When fraudsters get hold of your contact numbers, you’ll be approached immediately, promised the moon and the stars. Also, to gain trust, those criminals usually pretend to work for governments, financial authorities, banks, reputable companies etc. Scammers will be confident in what they are saying, and if you don’t see the warning signs, you may end up depositing. However, the fraudulent process actually begins after you send the scammers money. Once they have the desired deposit, the cons will distort prices and forge fake reports to make you believe you are on the winning side, manipulating you to start thinking big and consider more deposits.

Then, the fraudsters will gradually ask you to increase the size of the investment and invent stories to make you deposits again and again. Sooner or later, though, you’ll get determined to withdraw some money, and then scammers will ask you to deposit again because, according to their words, there are taxes and fees that you should pay. At this point, you’ll probably realise something wrong is happening, and when the scam becomes too apparent, the fraudsters will simply cut the communication and disappear. Later, the whole website will be brought down, replaced with a new one so that the scammers can carry on with their criminal activities.
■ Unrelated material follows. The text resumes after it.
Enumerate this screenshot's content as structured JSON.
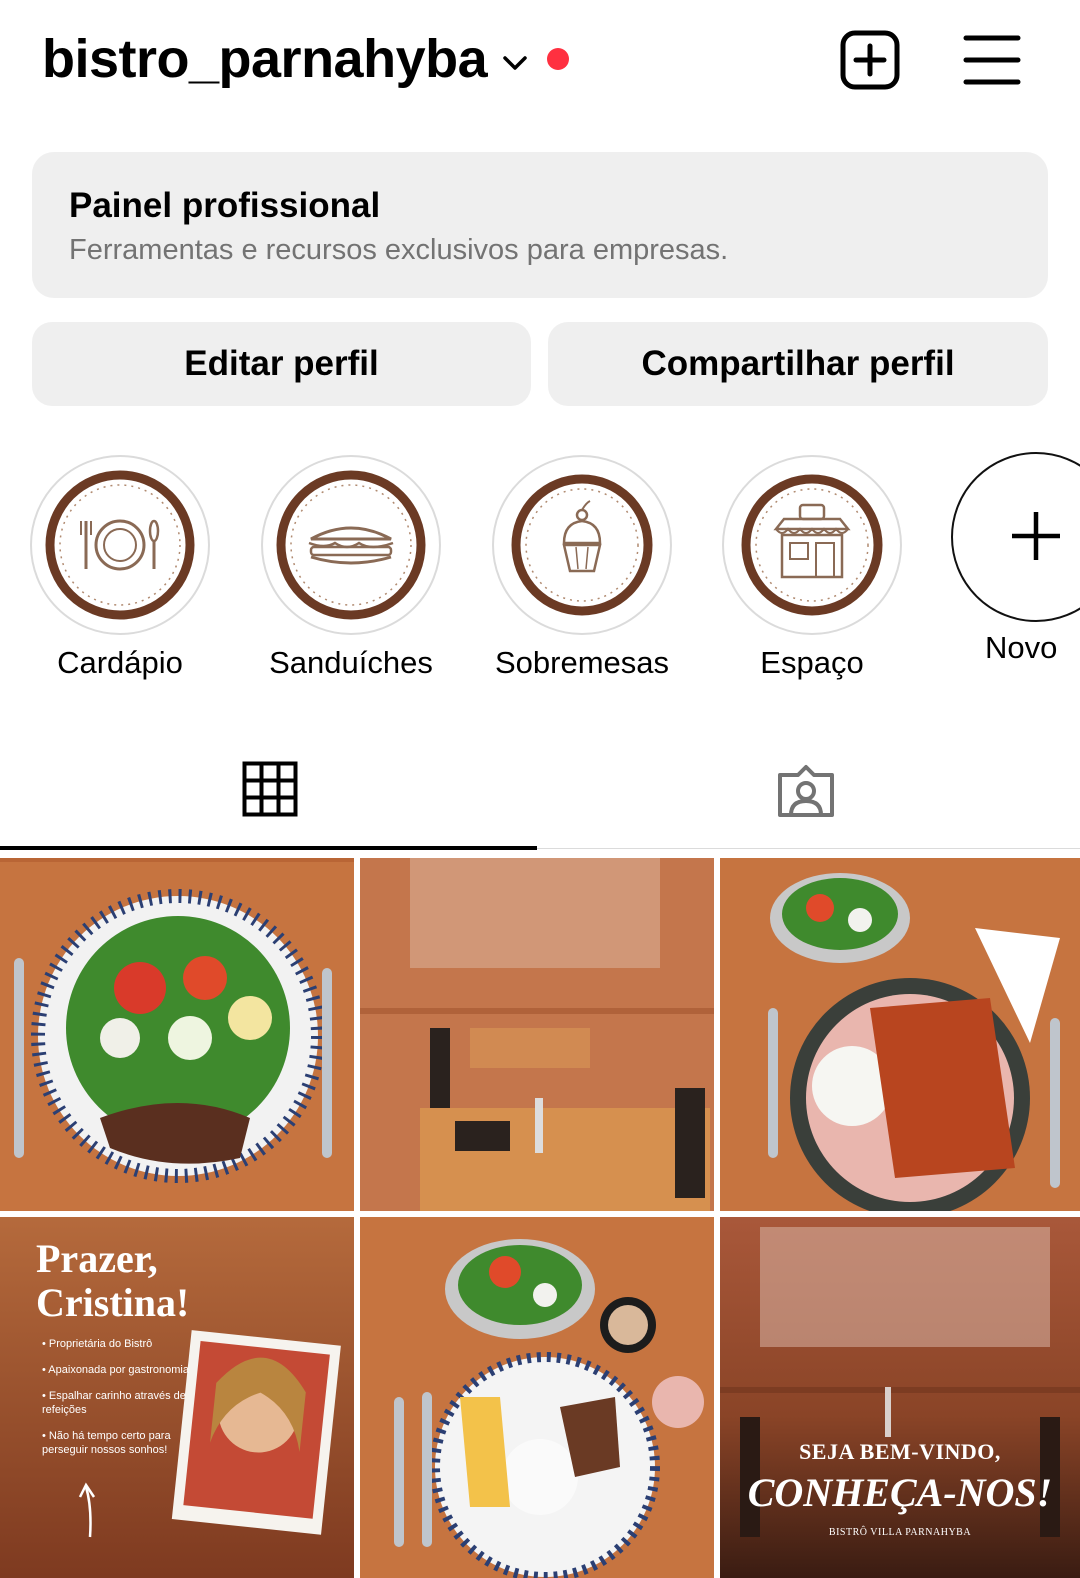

It would be best if you first call your bank to inform it and deactivate your card to avoid getting exposed to additional risks, as the scammers may as well have obtained your details.

Then, call the police, inform the financial authorities, file complaints and don’t forget to spread the word online so that other people can find out about the fraudulent scheme. Still, it’s crucial not to rush trying to reclaim your funds as numerous scams are disguised as chargeback agencies set up to double-scam victims.

Finally, we know it’s an awful experience to get scammed, but please share your story to help protect others!